Interagency Agreement to Support The National Imagery and Mapping Agency University Research Initiatives - NURI Activities
National Imagery And Mapping Agency, Bethesda MD
Investigators
Abstract
This action provides funds to be transferred from the National Science Foundation (NSF) to the National Imagery and Mapping Agency (NIMA). These funds will be used by NIMA to help support a project on Spatio-Temportal Panning and Zooming that has been selected through a NIMA-administered competitive evaluation process as part of the NIMA University Research Initiative (NURI) program. The project will be conducted by Kathleen Hornsby and colleagues at the University of Maine. Spatio-temporal knowledge representation often requires changing from one level of detail to another so that users can carry out a desired task. Although abstraction, or the opposite task of shifting to more detailed views, are routinely and intuitively carried out by humans, formalizing these shifts for integration into information system query languages offers many challenges. Current geographic information systems (GIS), for example, allow for zooms based on geometric properties only. Similarly, GIS users can change only their perspective of data by panning. This project goes beyond graphic zooming or panning by considering another important perspective - time. This project will develop a formal model to support changes in levels of temporal detail.
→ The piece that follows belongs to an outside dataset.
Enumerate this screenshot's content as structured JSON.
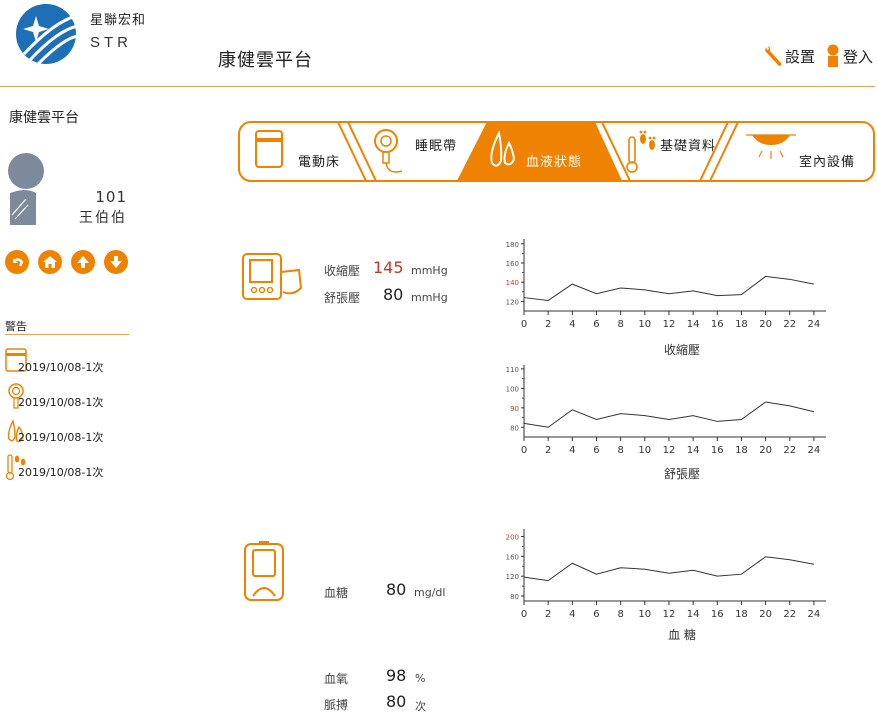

Using the identity-based approach, a set of temporal pan and zoom operators will be introduced. These operators will be embedded into a spatial query language and ultimately integrated with the spatial pan and zoom operators to become a set of spatio-temporal operations. The project will also examine the utility and mathematical properties of using lattices as an underlying structure for organizing views of objects at different levels of temporal detail. Temporal panning and zooming result in either simpler views that are easier to understand or more detailed views that uncover information that is otherwise unknown. The research will advance the theory on temporal abstractions, which is important for users of very large geospatial databases. The findings will be of particular relevance to information management of massive databases, and will be applicable to a variety of phenomena that involves time such as meteorological occurrences and population movements.